The Bonar’s yield may fall to about 7.5 percent by the end of 2011, said Jani of Gramercy, which specialized in emerging- market debt.
The global Argentine bond was issued in June as part of President Cristina Fernandez de Kirchner’s $12.2 billion defaulted debt swap. The Bonar Xs and other local bonds are sold under Argentine law. The global dollar bonds are governed by New York law.
Argentina’s central bank estimates growth in South America’s second-largest economy after Brazil will accelerate to 9.5 percent this year, the fastest pace since 1992, as farmers sell a record 55-million metric ton soybean crop and car sales surge to the highest level ever. Argentine industrial production rose 10.1 percent in August from a year earlier, more than the 8 percent median estimate in a survey by Bloomberg.
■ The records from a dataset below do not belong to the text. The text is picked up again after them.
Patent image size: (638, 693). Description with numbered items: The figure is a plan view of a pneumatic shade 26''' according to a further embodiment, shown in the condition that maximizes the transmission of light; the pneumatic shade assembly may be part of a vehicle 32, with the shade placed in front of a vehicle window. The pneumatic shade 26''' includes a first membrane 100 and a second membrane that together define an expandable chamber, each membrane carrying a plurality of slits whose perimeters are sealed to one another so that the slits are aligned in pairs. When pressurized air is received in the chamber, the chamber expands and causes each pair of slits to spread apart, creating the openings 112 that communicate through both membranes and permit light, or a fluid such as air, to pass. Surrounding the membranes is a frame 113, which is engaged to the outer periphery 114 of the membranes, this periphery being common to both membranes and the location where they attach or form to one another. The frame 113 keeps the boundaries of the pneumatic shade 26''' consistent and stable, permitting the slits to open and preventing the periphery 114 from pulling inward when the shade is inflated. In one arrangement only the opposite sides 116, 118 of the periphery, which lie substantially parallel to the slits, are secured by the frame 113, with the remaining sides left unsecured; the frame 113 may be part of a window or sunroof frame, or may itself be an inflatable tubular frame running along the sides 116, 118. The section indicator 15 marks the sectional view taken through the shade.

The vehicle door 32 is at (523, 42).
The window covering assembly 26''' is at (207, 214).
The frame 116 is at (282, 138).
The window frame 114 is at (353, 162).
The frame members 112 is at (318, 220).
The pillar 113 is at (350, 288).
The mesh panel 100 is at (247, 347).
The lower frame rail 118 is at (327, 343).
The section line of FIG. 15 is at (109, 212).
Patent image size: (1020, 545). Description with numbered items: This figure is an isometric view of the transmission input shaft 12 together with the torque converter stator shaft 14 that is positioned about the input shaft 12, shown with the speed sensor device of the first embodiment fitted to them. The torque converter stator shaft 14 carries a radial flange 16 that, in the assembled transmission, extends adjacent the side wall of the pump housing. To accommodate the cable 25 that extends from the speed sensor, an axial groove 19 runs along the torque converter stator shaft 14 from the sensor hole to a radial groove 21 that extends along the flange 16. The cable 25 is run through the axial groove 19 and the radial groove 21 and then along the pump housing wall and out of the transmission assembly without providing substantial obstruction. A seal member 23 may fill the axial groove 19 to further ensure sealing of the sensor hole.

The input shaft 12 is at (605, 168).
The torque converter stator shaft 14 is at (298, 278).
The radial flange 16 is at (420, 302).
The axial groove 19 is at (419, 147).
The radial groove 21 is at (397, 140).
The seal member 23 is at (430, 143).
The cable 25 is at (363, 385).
The extra yield investors demand to own Argentine dollar bonds instead of U.S. Treasuries slid four basis points today to 658, according to JPMorgan. Argentina’s so-called spread is the highest after Venezuela, at 1142 and Ecuador, 1013.
“The current risk premium on Argentine debt is well in excess of what we think is reasonable given what is going on in the country economically,” said Jani.
The peso was little changed at 3.9614 per dollar. The currency touched 3.9755 per dollar on Sept. 28, its weakest level since its inception in 1992. Warrants linked to economic growth were unchanged at 11.97 cents, according to data compiled by Bloomberg.
The cost of protecting Argentine bonds against default for five years using credit-default swaps rose 18 basis points today to 755. The swaps dropped 200 points during September, the biggest decline among government debt worldwide. Credit-default swaps pay the buyer face value in exchange for the underlying securities or the cash equivalent should a government or company fail to adhere to debt agreements.
Buenos Aires province sold $550 million of 11.75 percent notes to yield 12 percent on Sept. 27, according to Bloomberg data. Bank of America Corp. and Deutsche Bank AG managed the sale of the dollar bonds, which mature in October 2015.
Empresa Distribuidora y Comercializadora Norte SA, Argentina’s biggest power distributor, last week opened an offer to exchange 10.5 percent bonds due in 2017 for 9.75 percent notes that mature in 2022 plus cash. The swap closes Nov. 1.
Economy Minister Amado Boudou in May delayed a $1 billion sale of global 2017 bonds as part of Argentina’s debt restructuring, saying the country would wait for yields to fall below 10 percent.
Fernandez said Sept. 24 that she isn’t interested in selling bonds at an 8 percent yield while the government can still use international reserves to pay debt. The government has tapped $5 billion worth of reserves this year and plans to use another $7.5 billion in 2011, Boudou told lawmakers Sept. 16.
The surge in Bonar X yields relative to their 2017 global peers may be related to sales of the Bonar securities by the Argentine government pension agency, Anses, said Gutierrez from Aberdeen. Anses Executive Director Diego Bossio didn’t return a phone call and e-mails seeking comment.
Aberdeen recently bought local law 2017 bonds on the expectation that the yield gap against the global bonds will tighten, he said. The gap between the securities could widen again in the future if supply picks up, Gutierrez said.
“They’ll have more to sell at some point,” Gutierrez said.